Tasleema, who teaches the blind at CRC, says, "Parents are not ready to send their children to our classes as there are no facilities." Absence of transport is a hurdle.

Tasleema insists blind women should get special classes. "Women face discrimination in society," she says, "and when they suffer disability, they lose all support."

CRC thrice tried but failed to open blind schools. Officials say they can't bear the transport charges. But Hilal Parray, director of the social welfare department, assures, "We are trying to improve CRC's performance and will pay special attention to the grievances of visually impaired people."

Meanwhile, women such as Yasmeena and Nowsheen have emerged as examples of courage and determination. Yasmeena, 39, blind and untrained, solely supports her aged mother by knitting woolens. Her three brothers live separately.

"I never let my blindness become a hurdle," she says. "I have overcome it and now I don't feel I am not normal." Yasmeena has traveled to many parts of the country and has interacted with people from different walks of life. Still unmarried, Yasmeena aims to care for her mother and family till her last breath.

Yasmeena knits colourful woolens for kids and adults. She works night and day to earn Rs 3000 a month. But she is concerned about the condition of other blind women around her. "Illiteracy has condemned blind women," she says. "They live depressed and aimless lives."

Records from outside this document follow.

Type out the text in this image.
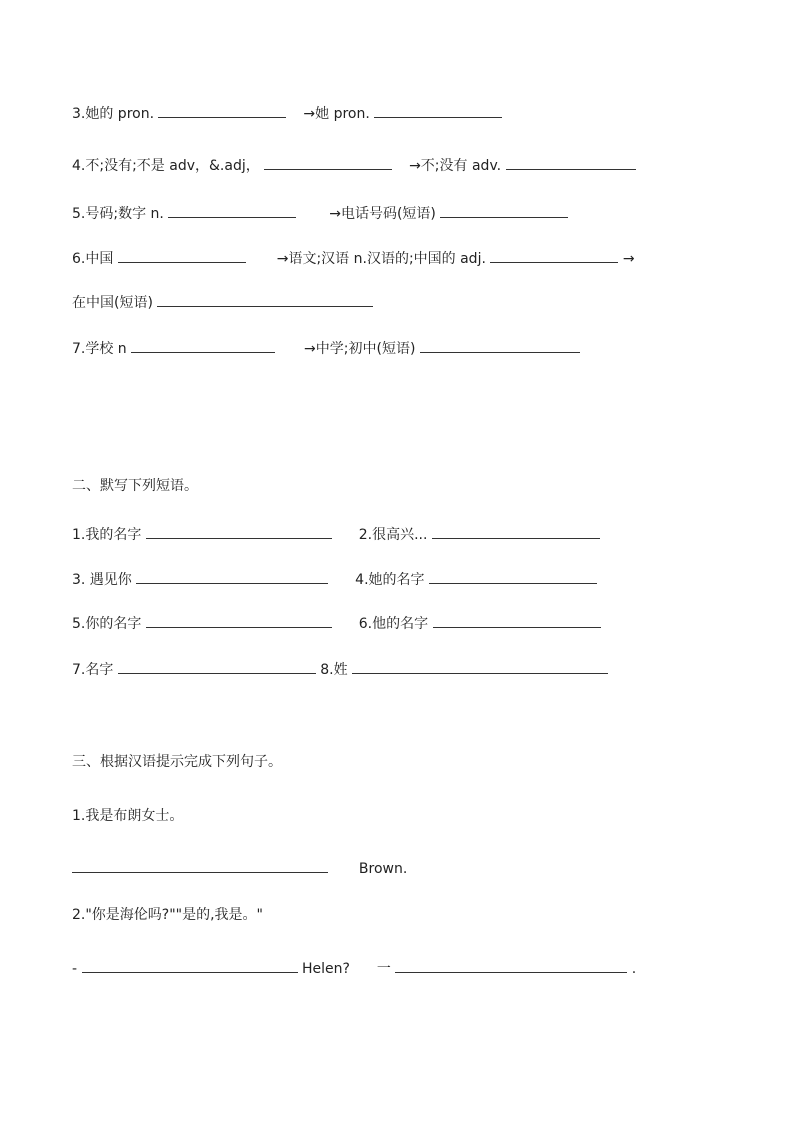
3.她的 pron.	→她 pron.
4.不;没有;不是 adv，&.adj，	→不;没有 adv.
5.号码;数字 n.	→电话号码(短语)
6.中国	→语文;汉语 n.汉语的;中国的 adj.	→
在中国(短语)
7.学校 n	→中学;初中(短语)
二、默写下列短语。
1.我的名字	2.很高兴...
3. 遇见你	4.她的名字
5.你的名字	6.他的名字
7.名字	8.姓
三、根据汉语提示完成下列句子。
1.我是布朗女士。
Brown.
2."你是海伦吗?""是的,我是。"
-	Helen? 一	.
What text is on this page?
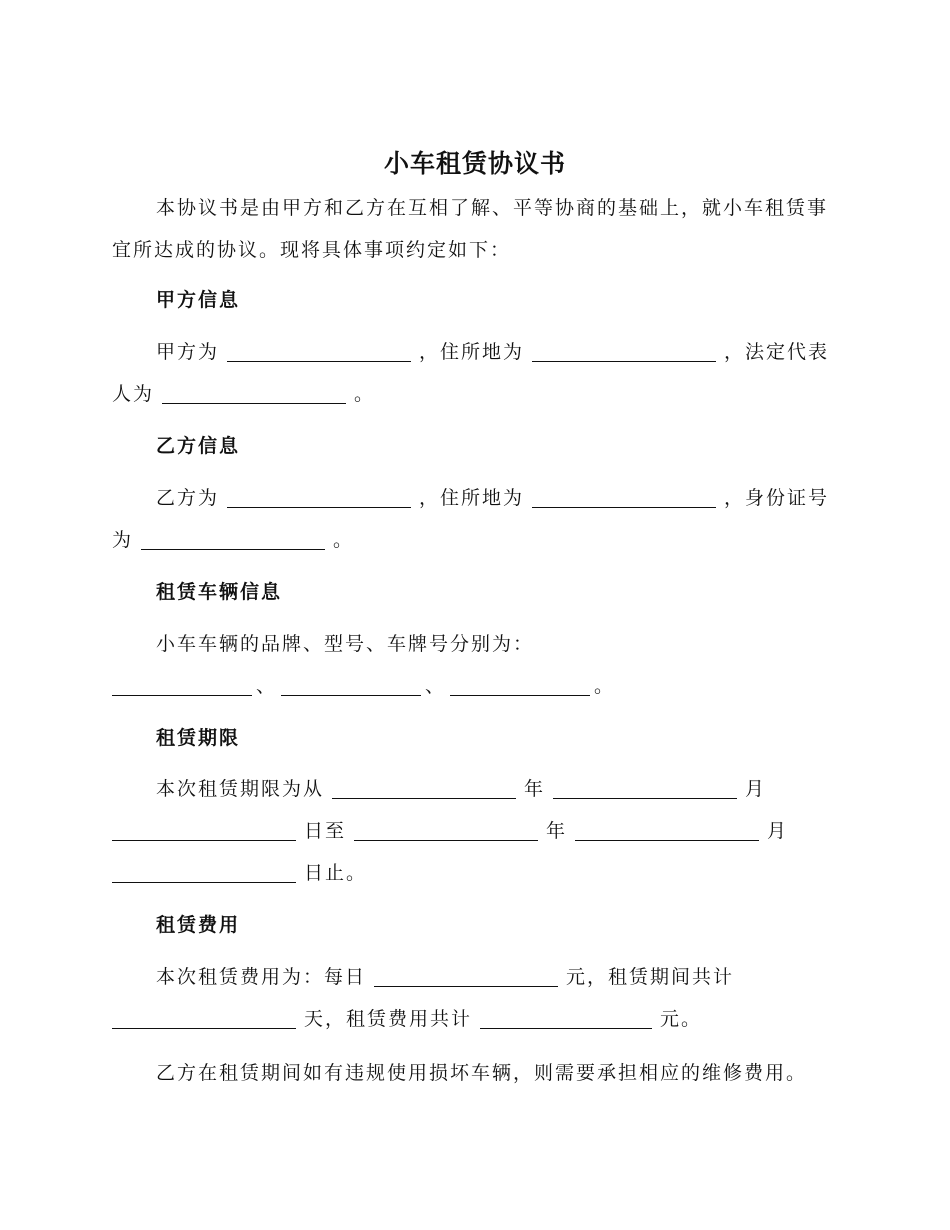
小车租赁协议书
本协议书是由甲方和乙方在互相了解、平等协商的基础上，就小车租赁事宜所达成的协议。现将具体事项约定如下：
甲方信息
甲方为	，住所地为	，法定代表人为	。
乙方信息
乙方为	，住所地为	，身份证号为	。
租赁车辆信息
小车车辆的品牌、型号、车牌号分别为：
、	、	。
租赁期限
本次租赁期限为从	年	月
日至	年	月
日止。
租赁费用
本次租赁费用为：每日	元，租赁期间共计
天，租赁费用共计	元。
乙方在租赁期间如有违规使用损坏车辆，则需要承担相应的维修费用。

Nowsheen, who lost her vision when she was in class 8, is doing B.A., but not through blind school. Instead of a pen or notebook, Nowsheen carries a tape recorder to college, records the lectures, and then repeatedly listens to them till she has learned them. But appearing for exams is her real test.

"I have to ask my college authorities to arrange a writer for me to whom I dictate my lessons during exams," says Nowsheen. "The college authorities are not cooperative."

In her first-year exams, Nowsheen was made to wait more than an hour before a writer was allotted to her. "I was not given extra time and had to finish my paper with the others," she says. Nowsheen has the will to fight her way to get a complete education, but it is unfair and insensitive to expect that of everyone. Kashmir's blind women are crying for help, and it is not forthcoming.